The notion of a just and fair society is an idyllic one; it is the USA's motto that all men are created equal (Declaration of Independence), though the original Constitution had the 3/5s clause, leaving the individual black person without a whole vote. Justice and equality are inextricably linked concepts. There cannot be one without the other. Two people who commit the same crime in different circumstances should get the same punishment, because that is what equality is. Someone who is selling loose cigarettes shouldn't be strangled to death by police when a teenager who drives drunk and kills the occupants of another car is put on probation and given therapy. (The police officer who strangled the man in question wasn't indicted.)
That upsets what many would consider just, and rightly so; it infringes upon the perceived equality we all should have under the law of the land.
So then the technical definition of justice suffers a little, because we can only perceive it as working as well as those who enforce it and those who adjudicate it. Given that humans are fallible, the goal of justice should be to remove the element of human ego from law. A judge needs to be impartial to reading the law, a police officer needs to be objective and attentive; if this isn't the case, justice breaks down.

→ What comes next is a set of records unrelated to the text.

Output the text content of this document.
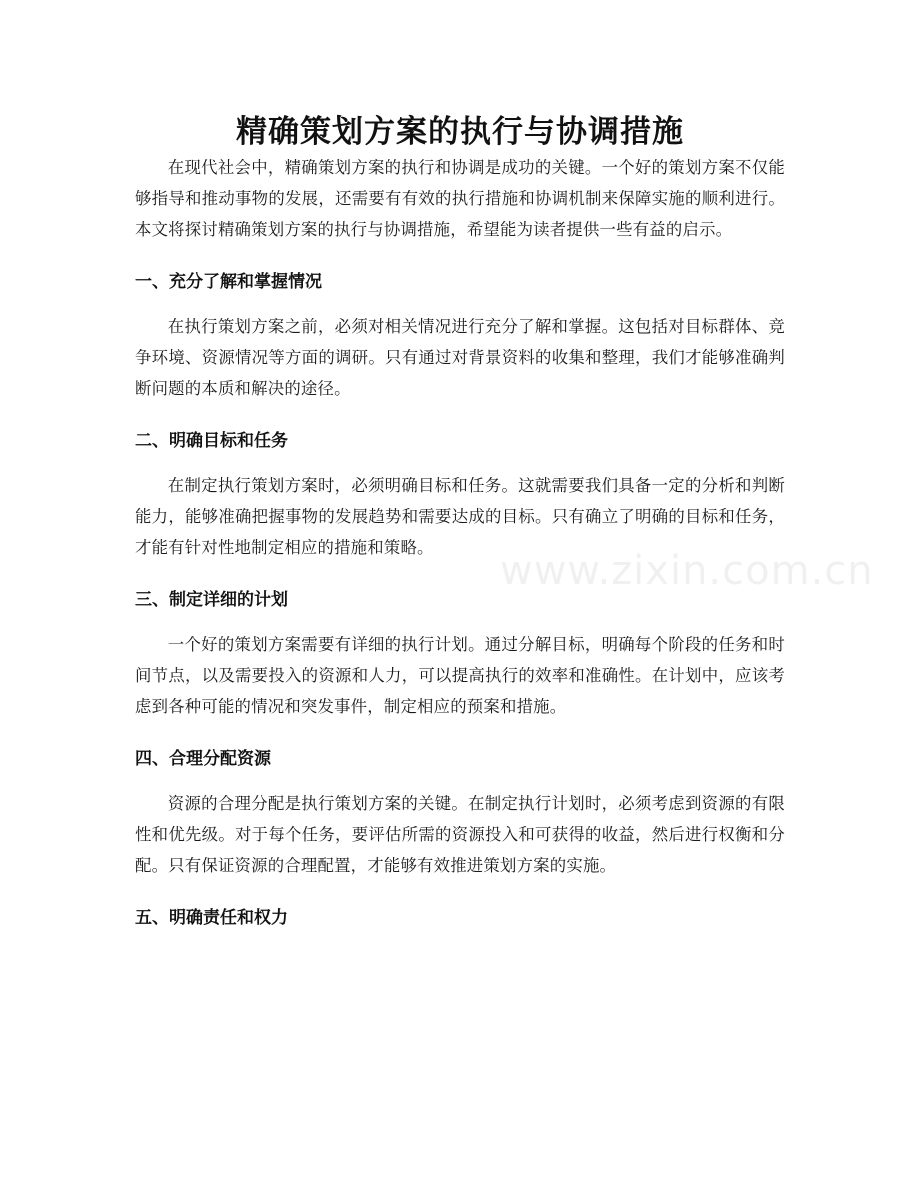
精确策划方案的执行与协调措施

在现代社会中，精确策划方案的执行和协调是成功的关键。一个好的策划方案不仅能够指导和推动事物的发展，还需要有有效的执行措施和协调机制来保障实施的顺利进行。本文将探讨精确策划方案的执行与协调措施，希望能为读者提供一些有益的启示。

一、充分了解和掌握情况

在执行策划方案之前，必须对相关情况进行充分了解和掌握。这包括对目标群体、竞争环境、资源情况等方面的调研。只有通过对背景资料的收集和整理，我们才能够准确判断问题的本质和解决的途径。

二、明确目标和任务

在制定执行策划方案时，必须明确目标和任务。这就需要我们具备一定的分析和判断能力，能够准确把握事物的发展趋势和需要达成的目标。只有确立了明确的目标和任务，才能有针对性地制定相应的措施和策略。

三、制定详细的计划

一个好的策划方案需要有详细的执行计划。通过分解目标，明确每个阶段的任务和时间节点，以及需要投入的资源和人力，可以提高执行的效率和准确性。在计划中，应该考虑到各种可能的情况和突发事件，制定相应的预案和措施。

四、合理分配资源

资源的合理分配是执行策划方案的关键。在制定执行计划时，必须考虑到资源的有限性和优先级。对于每个任务，要评估所需的资源投入和可获得的收益，然后进行权衡和分配。只有保证资源的合理配置，才能够有效推进策划方案的实施。

五、明确责任和权力
www.zixin.com.cn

Obviously, that's extreme. The world doesn't exist in a vacuum of deceny and laws; in fact, there are books thicker than steel and stone that detail the world's laws, from the smallest municipality to the international system. Ego hasn't been removed, of course; it's still very much a part of the legal system, whether it pertains to international treaties or environmental protection laws. But, we haven't succumbed to anarchy. We don't live in tyrranical times, at least not the tyrannies of myths and literature. We needn't be armed daily for a stroll around the park. We are, for the most part, within a realm of justice that remains steady. For the most part.
Because justice is an incongruent term, and it will continue to be until equality is a tangible concept.